The FAO World Programme for the Census of Agriculture supports and guides countries in carrying out national agricultural censuses. Data collected provides a snapshot of the state of a country’s agricultural sector and is vital for agricultural planning and policy-making, research, and development, and monitoring the impact of agriculture on the environment. 

“For this 10-year round, started in 2016, FAO has developed a new set of guidelines that take into account the changing nature of data use and collection,” said Giorgi Kvinikadze, FAO statistician for Europe and Central Asia. “Additional data domains have been included, too, such as fisheries and greenhouse gas emissions, to aid monitoring the achievement of Sustainable Development Goals.”

The operational guidelines (Volume 2 of WCA 2020) is a revised and updated edition of “Conducting Agricultural Censuses and Surveys,” published by FAO in 1996. The revision was opportune not only in view of the new census programme and methodology, but also due to the substantial technological changes over the last two decades. The availability of digital, mobile, and more affordable tools for data capture, geo-positioning, remote sensing imaging, digital archiving, and online dissemination can provide new cost-effective alternatives to traditional ways of conducting the agricultural census.

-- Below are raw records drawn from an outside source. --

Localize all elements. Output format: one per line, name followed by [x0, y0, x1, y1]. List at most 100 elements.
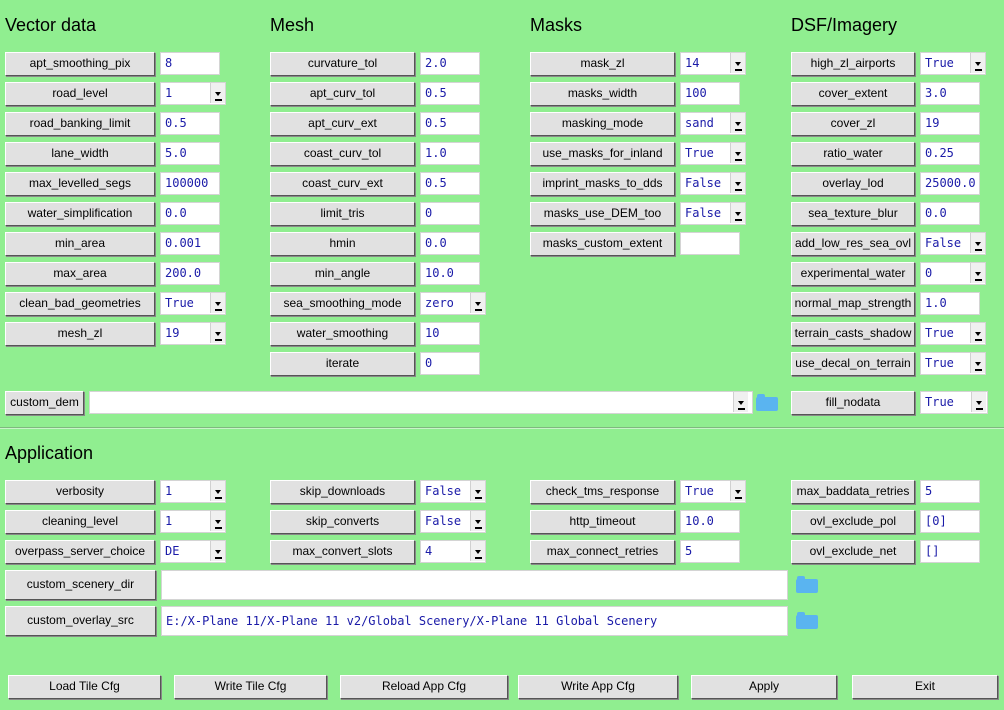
max-area-button[interactable]: max_area [5, 262, 155, 286]
ovl-exclude-net-input[interactable]: [] [920, 540, 980, 563]
load-tile-cfg-button[interactable]: Load Tile Cfg [8, 675, 161, 699]
road-banking-limit-button[interactable]: road_banking_limit [5, 112, 155, 136]
lane-width-button[interactable]: lane_width [5, 142, 155, 166]
verbosity-button[interactable]: verbosity [5, 480, 155, 504]
use-masks-for-inland-dropdown-icon[interactable] [730, 143, 745, 163]
use-decal-on-terrain-dropdown-icon[interactable] [970, 353, 985, 373]
exit-button[interactable]: Exit [852, 675, 998, 699]
apply-button[interactable]: Apply [691, 675, 837, 699]
limit-tris-input[interactable]: 0 [420, 202, 480, 225]
sea-smoothing-mode-dropdown-icon[interactable] [470, 293, 485, 313]
skip-converts-dropdown-icon[interactable] [470, 511, 485, 531]
http-timeout-input[interactable]: 10.0 [680, 510, 740, 533]
water-simplification-input[interactable]: 0.0 [160, 202, 220, 225]
road-banking-limit-input[interactable]: 0.5 [160, 112, 220, 135]
min-area-button[interactable]: min_area [5, 232, 155, 256]
ovl-exclude-pol-button[interactable]: ovl_exclude_pol [791, 510, 915, 534]
write-tile-cfg-button[interactable]: Write Tile Cfg [174, 675, 327, 699]
high-zl-airports-button[interactable]: high_zl_airports [791, 52, 915, 76]
apt-curv-ext-input[interactable]: 0.5 [420, 112, 480, 135]
add-low-res-sea-ovl-button[interactable]: add_low_res_sea_ovl [791, 232, 915, 256]
imprint-masks-to-dds-dropdown-icon[interactable] [730, 173, 745, 193]
add-low-res-sea-ovl-dropdown-icon[interactable] [970, 233, 985, 253]
min-angle-button[interactable]: min_angle [270, 262, 415, 286]
ovl-exclude-pol-input[interactable]: [0] [920, 510, 980, 533]
sea-texture-blur-input[interactable]: 0.0 [920, 202, 980, 225]
masking-mode-button[interactable]: masking_mode [530, 112, 675, 136]
fill-nodata-dropdown-icon[interactable] [971, 392, 986, 412]
overlay-lod-button[interactable]: overlay_lod [791, 172, 915, 196]
max-baddata-retries-button[interactable]: max_baddata_retries [791, 480, 915, 504]
apt-curv-tol-button[interactable]: apt_curv_tol [270, 82, 415, 106]
cover-extent-button[interactable]: cover_extent [791, 82, 915, 106]
use-masks-for-inland-button[interactable]: use_masks_for_inland [530, 142, 675, 166]
cover-zl-button[interactable]: cover_zl [791, 112, 915, 136]
water-smoothing-button[interactable]: water_smoothing [270, 322, 415, 346]
experimental-water-dropdown-icon[interactable] [970, 263, 985, 283]
high-zl-airports-dropdown-icon[interactable] [970, 53, 985, 73]
ovl-exclude-net-button[interactable]: ovl_exclude_net [791, 540, 915, 564]
apt-curv-ext-button[interactable]: apt_curv_ext [270, 112, 415, 136]
experimental-water-button[interactable]: experimental_water [791, 262, 915, 286]
skip-downloads-button[interactable]: skip_downloads [270, 480, 415, 504]
verbosity-dropdown-icon[interactable] [210, 481, 225, 501]
max-baddata-retries-input[interactable]: 5 [920, 480, 980, 503]
hmin-input[interactable]: 0.0 [420, 232, 480, 255]
custom-scenery-dir-button[interactable]: custom_scenery_dir [5, 570, 156, 600]
overlay-lod-input[interactable]: 25000.0 [920, 172, 980, 195]
check-tms-response-dropdown-icon[interactable] [730, 481, 745, 501]
road-level-dropdown-icon[interactable] [210, 83, 225, 103]
skip-converts-button[interactable]: skip_converts [270, 510, 415, 534]
water-simplification-button[interactable]: water_simplification [5, 202, 155, 226]
masks-use-dem-too-dropdown-icon[interactable] [730, 203, 745, 223]
coast-curv-tol-input[interactable]: 1.0 [420, 142, 480, 165]
overpass-server-choice-dropdown-icon[interactable] [210, 541, 225, 561]
masks-custom-extent-input[interactable] [680, 232, 740, 255]
custom-dem-dropdown-icon[interactable] [733, 392, 748, 412]
coast-curv-ext-button[interactable]: coast_curv_ext [270, 172, 415, 196]
sea-texture-blur-button[interactable]: sea_texture_blur [791, 202, 915, 226]
mesh-zl-button[interactable]: mesh_zl [5, 322, 155, 346]
iterate-button[interactable]: iterate [270, 352, 415, 376]
mask-zl-dropdown-icon[interactable] [730, 53, 745, 73]
max-convert-slots-button[interactable]: max_convert_slots [270, 540, 415, 564]
apt-smoothing-pix-input[interactable]: 8 [160, 52, 220, 75]
masks-custom-extent-button[interactable]: masks_custom_extent [530, 232, 675, 256]
curvature-tol-button[interactable]: curvature_tol [270, 52, 415, 76]
curvature-tol-input[interactable]: 2.0 [420, 52, 480, 75]
cover-extent-input[interactable]: 3.0 [920, 82, 980, 105]
masks-width-input[interactable]: 100 [680, 82, 740, 105]
write-app-cfg-button[interactable]: Write App Cfg [518, 675, 678, 699]
limit-tris-button[interactable]: limit_tris [270, 202, 415, 226]
min-angle-input[interactable]: 10.0 [420, 262, 480, 285]
max-levelled-segs-input[interactable]: 100000 [160, 172, 220, 195]
custom-overlay-src-folder-icon[interactable] [796, 612, 818, 629]
custom-scenery-dir-input[interactable] [161, 570, 788, 600]
custom-dem-button[interactable]: custom_dem [5, 391, 84, 415]
lane-width-input[interactable]: 5.0 [160, 142, 220, 165]
max-connect-retries-input[interactable]: 5 [680, 540, 740, 563]
hmin-button[interactable]: hmin [270, 232, 415, 256]
cover-zl-input[interactable]: 19 [920, 112, 980, 135]
ratio-water-button[interactable]: ratio_water [791, 142, 915, 166]
custom-scenery-dir-folder-icon[interactable] [796, 576, 818, 593]
cleaning-level-dropdown-icon[interactable] [210, 511, 225, 531]
check-tms-response-button[interactable]: check_tms_response [530, 480, 675, 504]
ratio-water-input[interactable]: 0.25 [920, 142, 980, 165]
coast-curv-ext-input[interactable]: 0.5 [420, 172, 480, 195]
normal-map-strength-input[interactable]: 1.0 [920, 292, 980, 315]
cleaning-level-button[interactable]: cleaning_level [5, 510, 155, 534]
masks-use-dem-too-button[interactable]: masks_use_DEM_too [530, 202, 675, 226]
skip-downloads-dropdown-icon[interactable] [470, 481, 485, 501]
masking-mode-dropdown-icon[interactable] [730, 113, 745, 133]
http-timeout-button[interactable]: http_timeout [530, 510, 675, 534]
iterate-input[interactable]: 0 [420, 352, 480, 375]
fill-nodata-button[interactable]: fill_nodata [791, 391, 915, 415]
overpass-server-choice-button[interactable]: overpass_server_choice [5, 540, 155, 564]
mesh-zl-dropdown-icon[interactable] [210, 323, 225, 343]
masks-width-button[interactable]: masks_width [530, 82, 675, 106]
normal-map-strength-button[interactable]: normal_map_strength [791, 292, 915, 316]
custom-overlay-src-input[interactable]: E:/X-Plane 11/X-Plane 11 v2/Global Scene… [161, 606, 788, 636]
apt-curv-tol-input[interactable]: 0.5 [420, 82, 480, 105]
terrain-casts-shadow-dropdown-icon[interactable] [970, 323, 985, 343]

This technological revolution facilitates field operations and monitoring, shortens data processing, streamlines data archiving and preservation, increases the timeliness of the census data, and ensures user-friendly access to and comprehensibility of the census results.

Out of the 50-plus countries of Europe and Central Asia, 33 conducted a full agricultural census in the 2020 cycle and 10 more are planning to follow their examples.